42.9% atomized silica

10.7% alumina

9.1% aluminum (metal)

0.1% sodium tripolyphosphate

is prepared in the form of a slip. The end of the tube is plugged with a rubber stopper. The inside of the tube is filled with the slip. After 20 to 30 seconds, the end of the tube is opened and the excess slip is allowed to eliminate. The internal surface of the tube is thus covered with a coating layer of substantially constant thickness. The coating and the tube material being interconnected to each other. The part is then dried in the open air for approximately two hours. A part produced according to the example was compared with a known part comprising an oxidized layer on its internal surface of 5 mm. After use, the part according to the invention had no cracks and its lifetime was far greater than that of the part of the prior art.
The internal surface of the part according to the invention was covered with a layer of vitreous appearance, impermeable to gases. This molten layer notably comprised lime aluminates, lime silico-aluminates and manganese silicate.

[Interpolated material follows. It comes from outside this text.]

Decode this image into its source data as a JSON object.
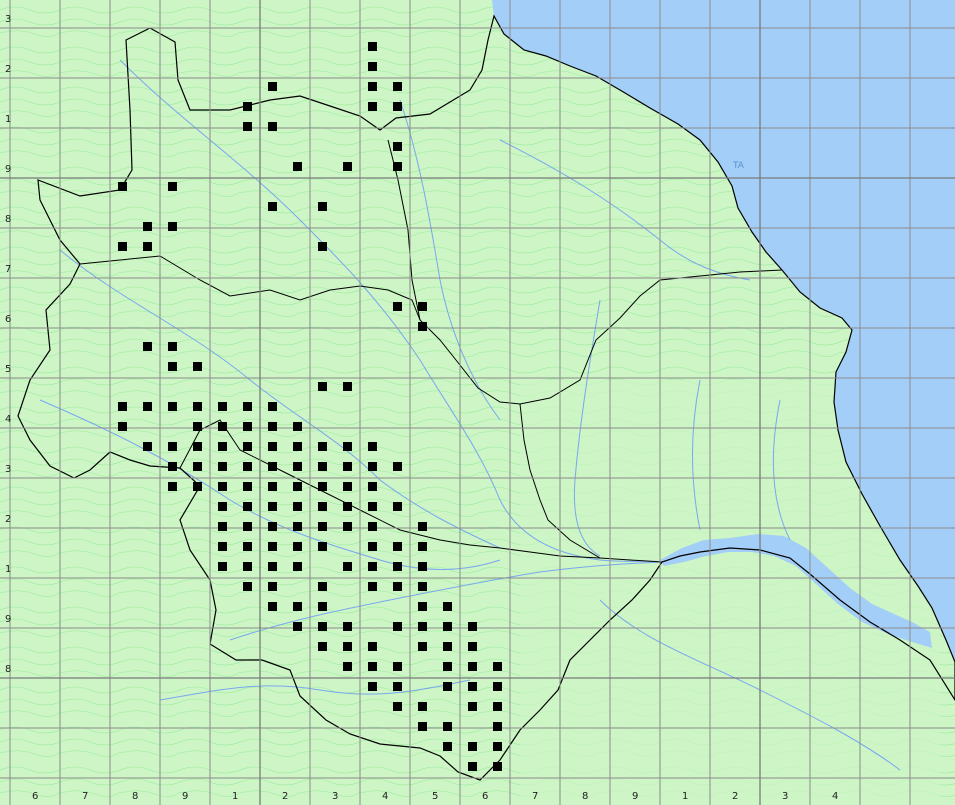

In certain critical applications where preheating would still prove to be necessary, the coating of the present invention is capable of withstanding this preheating.

Claims (11)

Piece for casting a molten metal, comprising a base body of refractory material, said body comprising an outer surface and an inner surface defining a channel for pouring molten metal, characterized in that at least part of the internal surface of the part is coated with an insulating coating forming, in contact with the liquid metal, a gas-impermeable layer. Casting piece according to claim 1, characterized in that the coating comprises 20 to 80% by weight of a ceramic matrix, preferably comprising silica or alumina. Casting piece according to claim 2, characterized in that the ceramic matrix comprises vitreous grains, in particular atomized silica. Casting piece according to any one of claims 1 to 3, characterized in that the coating comprises insulating microspheres, preferably in an amount between 5 and 40% by weight. Casting piece according to any one of claims 1 to 4, characterized in that the thickness of the coating is between 1 and 10 mm. Casting piece according to any one of claims 1 to 5, characterized in that the impermeable layer and the refractory material interpenetrate. Casting piece according to any one of claims 1 to 6, characterized in that the base body is made of a material bonded to carbon. Casting piece according to any one of Claims 1 to 7, characterized in that the casting piece is a jet protection tube. Casting piece according to any one of Claims 1 to 8, characterized in that at least part of the external surface is coated with an insulating coating. Method for coating a casting comprising a base body of refractory material, said body comprising an external surface and an internal surface defining a channel for the casting of liquid metal characterized in that one applies to at least a part of the internal surface of the part an insulating coating forming, in contact with the liquid metal, a gas-impermeable layer. Method according to claim 10, characterized in that the coating is prepared in the form of a slip, the part is brought into contact with said slip and it is left to dry for at least two hours.